01 JAN – Francisco Viñas (Lohengrin)
02 JAN – Francisco Viñas (Tannhäuser)
04 JAN – Francisco Viñas (Tannhäuser)
07 JAN – Francisco Viñas (Tannhäuser)
09 JAN – Francisco Viñas (Aida)
10 JAN – Francisco Viñas (Tannhäuser)
12 JAN – Francisco Viñas (Tannhäuser)
14 JAN – Francisco Viñas (Aida)
05 FEV – Francisco Viñas (Aida)
10 FEV – Francisco Viñas (Lohengrin)
11 FEV – Francisco Viñas (Aida)
21 FEV – Francisco Viñas (Tosca)
24 FEV – Salomea Krusceniski + Francisco Viñas (Aida)
25 FEV – Francisco Viñas (Tosca)
01 MAR – Francisco Viñas (Aida)
03 MAR – Francisco Viñas (Tannhäuser)
06 MAR – Salomea Krusceniski + Francisco Viñas (La Gioconda)
08 MAR – Salomea Krusceniski + Francisco Viñas (La Gioconda)
09 MAR – Francisco Viñas (Tannhäuser)
11 MAR – Salomea Krusceniski + Francisco Viñas (La Gioconda)
13 MAR – Salomea Krusceniski + Francisco Viñas (La Gioconda)
15 MAR – Salomea Krusceniski + Francisco Viñas (L’Africaine)
17 MAR – Salomea Krusceniski + Francisco Viñas (L’Africaine)
18 MAR – Salomea Krusceniski (Adriana Lecouvreur)
19 MAR – Francisco Viñas (Tannhäuser)
20 MAR – Salomea Krusceniski + Francisco Viñas (La Gioconda)
22 MAR – Salomea Krusceniski (Adriana Lecouvreur)
24 MAR – Ruggero Leoncavallo + Francisco Viñas (Pagliacci)

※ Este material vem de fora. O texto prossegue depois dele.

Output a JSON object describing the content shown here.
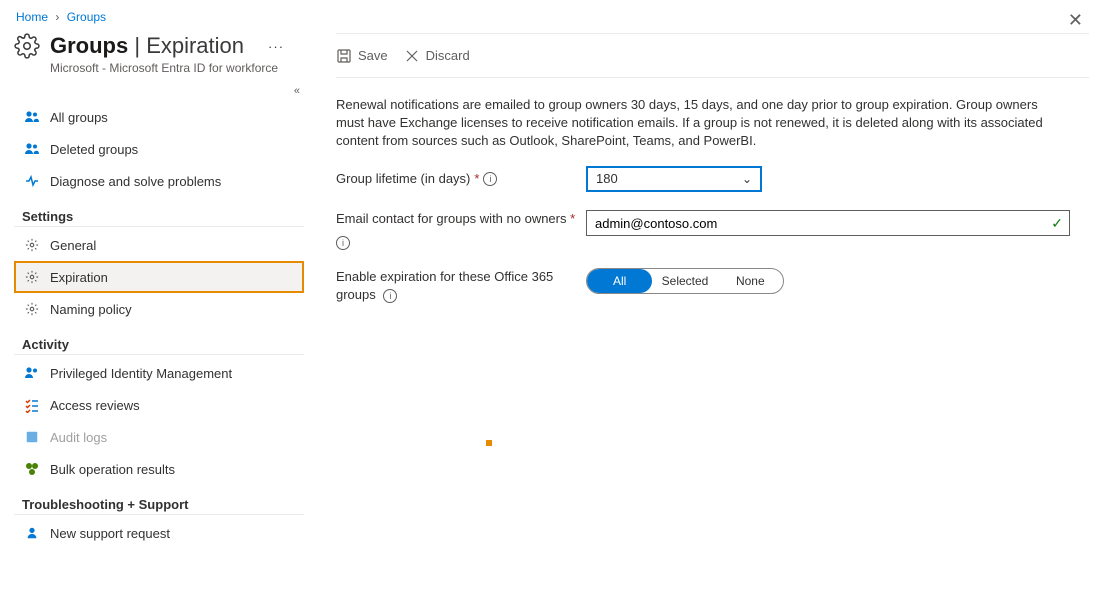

25 MAR – Ruggero Leoncavallo + Francisco Viñas (Pagliacci)
27 MAR – Lorenzo Perosi (Mosè)
28 MAR – Lorenzo Perosi (Mosè)
30 MAR – Béla Bartok (Concerto)
31 MAR – Francisco Viñas (Carmen)
01 ABR– Francisco Viñas (Carmen)
04 ABR – Lorenzo Perosi (Mosè)
05 ABR – Béla Bàrtok (Concerto)
06 ABR – Lorenzo Perosi (La Rissurezione di Cristo)
07 ABR – Umberto Giordano + Francisco Viñas (Fedora)

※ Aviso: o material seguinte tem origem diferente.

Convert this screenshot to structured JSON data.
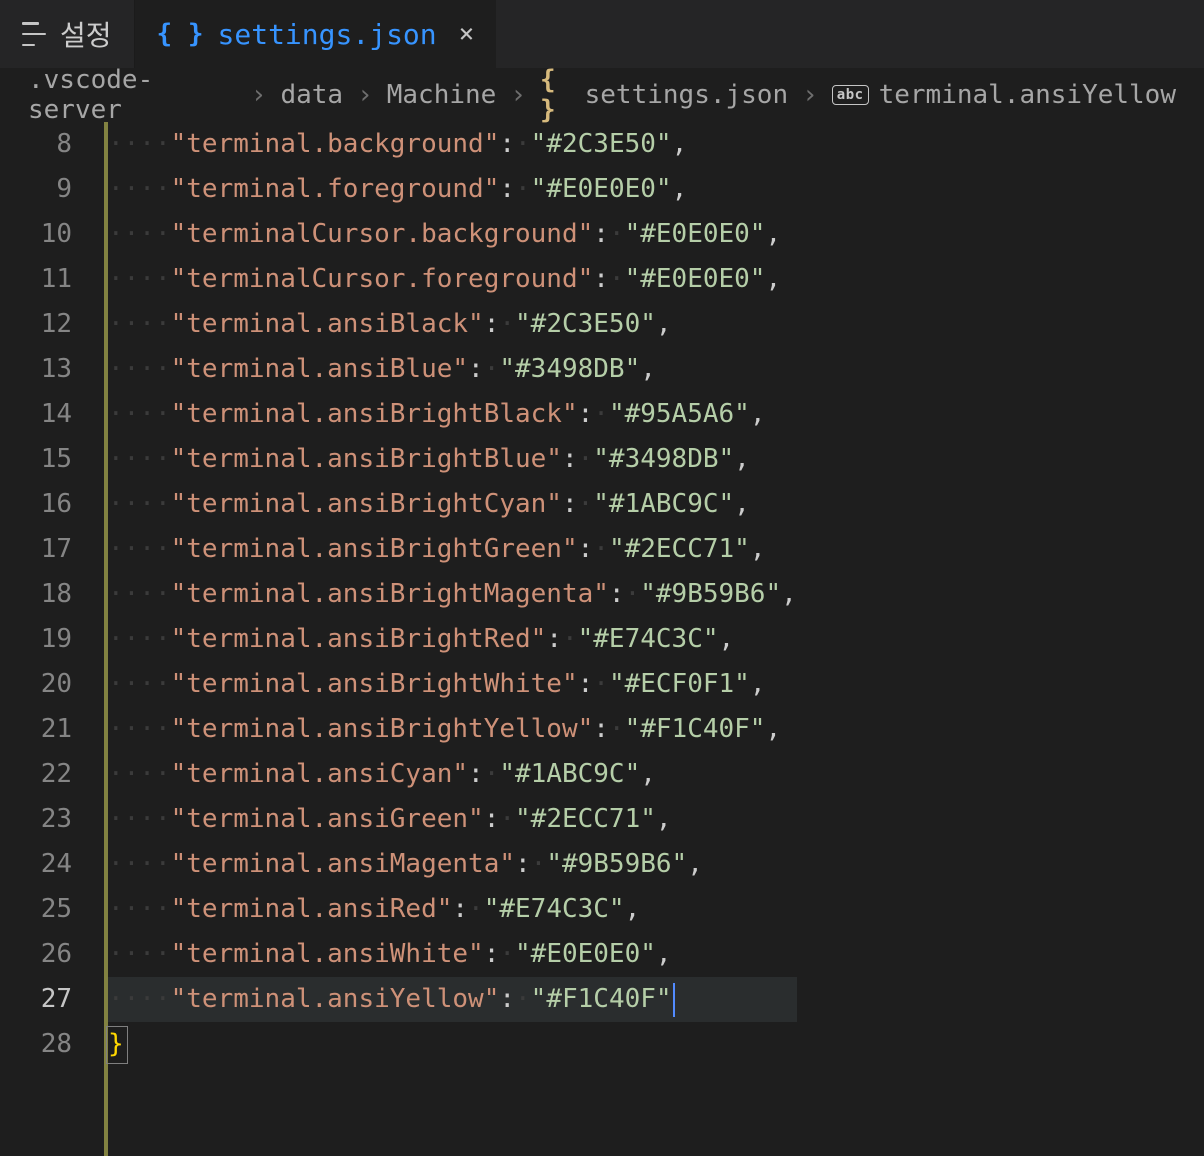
{
  "tabs": {
    "settings_label": "설정",
    "active_label": "settings.json"
  },
  "breadcrumb": {
    "seg0": ".vscode-server",
    "seg1": "data",
    "seg2": "Machine",
    "seg3": "settings.json",
    "seg4": "terminal.ansiYellow"
  },
  "lines": [
    {
      "num": "8",
      "key": "terminal.background",
      "value": "#2C3E50",
      "comma": true
    },
    {
      "num": "9",
      "key": "terminal.foreground",
      "value": "#E0E0E0",
      "comma": true
    },
    {
      "num": "10",
      "key": "terminalCursor.background",
      "value": "#E0E0E0",
      "comma": true
    },
    {
      "num": "11",
      "key": "terminalCursor.foreground",
      "value": "#E0E0E0",
      "comma": true
    },
    {
      "num": "12",
      "key": "terminal.ansiBlack",
      "value": "#2C3E50",
      "comma": true
    },
    {
      "num": "13",
      "key": "terminal.ansiBlue",
      "value": "#3498DB",
      "comma": true
    },
    {
      "num": "14",
      "key": "terminal.ansiBrightBlack",
      "value": "#95A5A6",
      "comma": true
    },
    {
      "num": "15",
      "key": "terminal.ansiBrightBlue",
      "value": "#3498DB",
      "comma": true
    },
    {
      "num": "16",
      "key": "terminal.ansiBrightCyan",
      "value": "#1ABC9C",
      "comma": true
    },
    {
      "num": "17",
      "key": "terminal.ansiBrightGreen",
      "value": "#2ECC71",
      "comma": true
    },
    {
      "num": "18",
      "key": "terminal.ansiBrightMagenta",
      "value": "#9B59B6",
      "comma": true
    },
    {
      "num": "19",
      "key": "terminal.ansiBrightRed",
      "value": "#E74C3C",
      "comma": true
    },
    {
      "num": "20",
      "key": "terminal.ansiBrightWhite",
      "value": "#ECF0F1",
      "comma": true
    },
    {
      "num": "21",
      "key": "terminal.ansiBrightYellow",
      "value": "#F1C40F",
      "comma": true
    },
    {
      "num": "22",
      "key": "terminal.ansiCyan",
      "value": "#1ABC9C",
      "comma": true
    },
    {
      "num": "23",
      "key": "terminal.ansiGreen",
      "value": "#2ECC71",
      "comma": true
    },
    {
      "num": "24",
      "key": "terminal.ansiMagenta",
      "value": "#9B59B6",
      "comma": true
    },
    {
      "num": "25",
      "key": "terminal.ansiRed",
      "value": "#E74C3C",
      "comma": true
    },
    {
      "num": "26",
      "key": "terminal.ansiWhite",
      "value": "#E0E0E0",
      "comma": true
    },
    {
      "num": "27",
      "key": "terminal.ansiYellow",
      "value": "#F1C40F",
      "comma": false
    }
  ],
  "closing_line_num": "28",
  "closing_brace": "}",
  "glyph": {
    "abc": "abc",
    "close": "×",
    "chevron": "›"
  }
}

08 ABR – Umberto Giordano + Francisco Viñas (Fedora)
09 ABR – Camille Saint-Saens (Concerto)
10 ABR – Camille Saint-Saens (Concerto)
17 ABR – Ignaz Paderewski (Recital)
21 ABR – Ignaz Paderewski (Recital)
17 MAI – Eugène Ysaye + Raoul Pugno (Recital)
19 MAI – Eugène Ysaye + Raoul Pugno (Recital)
20 MAI – Eugène Ysaye + Raoul Pugno (Recital).